Il vous faudra être bien équipé en chaussures de marche car les lieux occupent différents secteurs de la ville sans parler de quelques-uns hors les murs. Pour certains lieux, c’est un seul artiste qui est mis à l’honneur, des monographies comme Luisanna Quattrini à la Galerie Jean-Paul Barrès, Christian Lhopital à la Galerie Le Confort des étranges, Kiki Kogelnik au BBB Centre d’art, Adrien Dax et l’activité surréaliste à Toulouse à la Galerie d’Ombres blanches. Ailleurs, ce seront des polygraphies de deux à plusieurs artistes.
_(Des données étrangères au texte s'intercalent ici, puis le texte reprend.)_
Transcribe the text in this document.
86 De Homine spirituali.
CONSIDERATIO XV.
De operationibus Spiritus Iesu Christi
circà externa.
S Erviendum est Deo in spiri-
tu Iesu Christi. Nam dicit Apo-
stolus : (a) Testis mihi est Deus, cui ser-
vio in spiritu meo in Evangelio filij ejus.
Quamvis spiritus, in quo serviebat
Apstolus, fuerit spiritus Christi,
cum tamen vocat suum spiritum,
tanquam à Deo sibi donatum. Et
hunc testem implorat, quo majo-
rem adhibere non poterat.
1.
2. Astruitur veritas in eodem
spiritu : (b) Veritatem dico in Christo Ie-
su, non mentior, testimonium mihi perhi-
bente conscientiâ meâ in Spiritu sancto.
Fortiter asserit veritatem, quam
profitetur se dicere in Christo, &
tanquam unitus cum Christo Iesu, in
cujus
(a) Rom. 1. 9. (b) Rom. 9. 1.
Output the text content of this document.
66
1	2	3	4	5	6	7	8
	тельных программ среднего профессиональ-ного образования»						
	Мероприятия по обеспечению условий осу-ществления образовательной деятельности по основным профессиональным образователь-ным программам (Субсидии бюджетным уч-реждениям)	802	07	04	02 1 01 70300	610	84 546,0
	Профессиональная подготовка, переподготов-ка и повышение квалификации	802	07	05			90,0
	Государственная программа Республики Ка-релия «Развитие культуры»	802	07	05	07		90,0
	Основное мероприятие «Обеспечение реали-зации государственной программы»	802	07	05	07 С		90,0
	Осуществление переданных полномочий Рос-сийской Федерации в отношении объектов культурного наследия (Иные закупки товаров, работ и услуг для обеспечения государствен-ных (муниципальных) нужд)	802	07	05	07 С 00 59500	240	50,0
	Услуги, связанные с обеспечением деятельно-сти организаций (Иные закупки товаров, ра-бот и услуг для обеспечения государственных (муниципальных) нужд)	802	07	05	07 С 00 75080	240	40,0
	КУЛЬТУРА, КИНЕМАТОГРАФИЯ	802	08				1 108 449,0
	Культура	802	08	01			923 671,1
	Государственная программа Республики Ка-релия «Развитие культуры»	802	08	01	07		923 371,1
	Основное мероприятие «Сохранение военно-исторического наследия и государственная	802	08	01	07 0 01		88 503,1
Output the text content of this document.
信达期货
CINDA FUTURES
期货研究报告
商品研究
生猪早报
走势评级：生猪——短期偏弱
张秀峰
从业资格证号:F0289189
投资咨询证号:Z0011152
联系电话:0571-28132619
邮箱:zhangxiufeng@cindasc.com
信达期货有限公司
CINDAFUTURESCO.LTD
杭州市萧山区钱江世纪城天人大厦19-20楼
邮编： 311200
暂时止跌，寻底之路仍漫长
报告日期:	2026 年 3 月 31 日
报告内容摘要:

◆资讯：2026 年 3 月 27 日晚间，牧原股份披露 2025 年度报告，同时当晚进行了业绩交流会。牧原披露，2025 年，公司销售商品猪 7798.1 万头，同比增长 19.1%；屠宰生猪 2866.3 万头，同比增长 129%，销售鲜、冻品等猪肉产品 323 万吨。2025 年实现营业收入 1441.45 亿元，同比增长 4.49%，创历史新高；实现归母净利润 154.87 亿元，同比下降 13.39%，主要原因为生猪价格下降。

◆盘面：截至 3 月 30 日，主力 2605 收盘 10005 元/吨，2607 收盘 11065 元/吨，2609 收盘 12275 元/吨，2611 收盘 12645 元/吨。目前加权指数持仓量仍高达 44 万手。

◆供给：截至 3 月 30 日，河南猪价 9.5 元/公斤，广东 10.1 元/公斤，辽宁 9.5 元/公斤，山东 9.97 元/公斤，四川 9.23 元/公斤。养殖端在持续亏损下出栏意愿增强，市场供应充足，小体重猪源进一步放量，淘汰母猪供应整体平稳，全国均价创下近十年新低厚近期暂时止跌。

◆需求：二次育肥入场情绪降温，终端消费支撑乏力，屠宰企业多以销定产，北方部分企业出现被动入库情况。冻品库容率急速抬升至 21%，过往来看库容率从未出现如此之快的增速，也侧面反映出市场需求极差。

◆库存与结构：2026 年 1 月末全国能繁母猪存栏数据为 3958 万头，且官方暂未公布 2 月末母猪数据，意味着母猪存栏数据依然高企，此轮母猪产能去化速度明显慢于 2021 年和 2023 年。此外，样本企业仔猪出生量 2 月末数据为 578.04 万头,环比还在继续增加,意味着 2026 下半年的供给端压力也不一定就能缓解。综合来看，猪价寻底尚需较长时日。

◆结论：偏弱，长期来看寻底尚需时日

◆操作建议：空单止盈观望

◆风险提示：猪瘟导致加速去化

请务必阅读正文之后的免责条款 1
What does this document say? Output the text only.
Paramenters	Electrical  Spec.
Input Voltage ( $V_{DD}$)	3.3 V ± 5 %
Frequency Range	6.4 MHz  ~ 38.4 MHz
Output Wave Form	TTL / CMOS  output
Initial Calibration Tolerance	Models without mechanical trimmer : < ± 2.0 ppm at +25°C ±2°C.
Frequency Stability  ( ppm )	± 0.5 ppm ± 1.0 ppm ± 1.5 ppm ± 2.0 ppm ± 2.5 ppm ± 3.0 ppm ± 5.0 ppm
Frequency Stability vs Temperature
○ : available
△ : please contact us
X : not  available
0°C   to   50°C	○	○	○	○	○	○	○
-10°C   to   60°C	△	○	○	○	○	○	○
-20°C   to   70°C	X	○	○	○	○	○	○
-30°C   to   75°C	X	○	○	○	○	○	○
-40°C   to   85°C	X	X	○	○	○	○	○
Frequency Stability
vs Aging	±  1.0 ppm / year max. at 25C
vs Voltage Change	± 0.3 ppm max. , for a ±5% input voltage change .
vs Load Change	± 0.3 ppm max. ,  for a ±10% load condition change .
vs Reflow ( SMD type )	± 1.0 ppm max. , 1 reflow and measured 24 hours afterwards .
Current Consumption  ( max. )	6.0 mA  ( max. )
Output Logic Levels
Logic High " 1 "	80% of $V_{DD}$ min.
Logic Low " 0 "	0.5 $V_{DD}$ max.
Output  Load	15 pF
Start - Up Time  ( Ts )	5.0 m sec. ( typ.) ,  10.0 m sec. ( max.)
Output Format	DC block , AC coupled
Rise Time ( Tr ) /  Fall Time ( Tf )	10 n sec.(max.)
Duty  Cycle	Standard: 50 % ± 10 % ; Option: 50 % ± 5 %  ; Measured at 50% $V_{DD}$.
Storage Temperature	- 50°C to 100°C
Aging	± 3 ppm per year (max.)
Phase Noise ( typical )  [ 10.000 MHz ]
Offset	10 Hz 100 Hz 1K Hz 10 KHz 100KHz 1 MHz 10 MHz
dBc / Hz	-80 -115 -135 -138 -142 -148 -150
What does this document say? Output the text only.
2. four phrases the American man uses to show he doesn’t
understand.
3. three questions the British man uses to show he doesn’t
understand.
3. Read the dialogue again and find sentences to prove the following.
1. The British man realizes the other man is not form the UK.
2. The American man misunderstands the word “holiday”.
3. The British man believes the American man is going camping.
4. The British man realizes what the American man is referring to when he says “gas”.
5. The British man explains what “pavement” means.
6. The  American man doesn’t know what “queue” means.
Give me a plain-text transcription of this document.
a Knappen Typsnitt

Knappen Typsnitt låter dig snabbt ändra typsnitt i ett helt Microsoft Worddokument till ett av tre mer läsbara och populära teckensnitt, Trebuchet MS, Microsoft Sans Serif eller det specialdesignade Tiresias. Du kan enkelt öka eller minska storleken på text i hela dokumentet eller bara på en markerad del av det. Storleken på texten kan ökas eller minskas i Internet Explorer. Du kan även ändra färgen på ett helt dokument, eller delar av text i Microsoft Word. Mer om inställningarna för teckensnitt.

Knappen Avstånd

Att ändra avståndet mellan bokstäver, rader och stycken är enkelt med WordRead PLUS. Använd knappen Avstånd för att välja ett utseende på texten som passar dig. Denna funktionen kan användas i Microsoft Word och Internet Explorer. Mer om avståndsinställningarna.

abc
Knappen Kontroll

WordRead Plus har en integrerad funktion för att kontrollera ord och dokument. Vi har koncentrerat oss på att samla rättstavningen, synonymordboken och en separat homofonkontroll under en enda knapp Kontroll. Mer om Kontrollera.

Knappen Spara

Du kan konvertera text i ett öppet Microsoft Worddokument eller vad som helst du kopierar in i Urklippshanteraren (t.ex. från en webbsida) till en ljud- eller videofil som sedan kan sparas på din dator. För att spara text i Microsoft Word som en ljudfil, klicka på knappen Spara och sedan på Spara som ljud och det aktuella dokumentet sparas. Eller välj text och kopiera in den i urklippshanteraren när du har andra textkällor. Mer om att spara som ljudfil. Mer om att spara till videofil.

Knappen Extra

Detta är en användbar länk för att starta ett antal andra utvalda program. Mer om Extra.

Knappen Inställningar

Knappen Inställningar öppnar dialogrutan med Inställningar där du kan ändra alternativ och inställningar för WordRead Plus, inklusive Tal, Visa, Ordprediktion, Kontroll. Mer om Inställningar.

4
Très original aussi, les “expositions de rencontres“ impliquant deux ou trois artistes qui conçoivent leurs propositions les uns par rapport aux autres dans un dialogue d’œuvres en situation.
Ne cherchez pas quel est l’artiste qui pourrait vous expliquer vouloir « dialectiser le travail, l’œuvre, l’action et la forme-art elle-même, afin de rompre leurs agencements dominants », cela ne vous serait d’aucun confort pour apprécier son travail !
Le petit guide vous éclairera aussi sur ce qu’il nomme les trois familles d’artistes contemporains, et qui ont été baptisées comme suit : Poursuivre et commencer, La Folle du logis ou l’insistance du rêve et Le Heurt du réel. Vous pourrez alors vous amuser à savoir dans quelle famille devrait se retrouver tel ou tel travail qui vous interpelle au cours de vos périples. On vous conseillera de faire la Rive droite, puis la Rive gauche, puis tout le reste !!!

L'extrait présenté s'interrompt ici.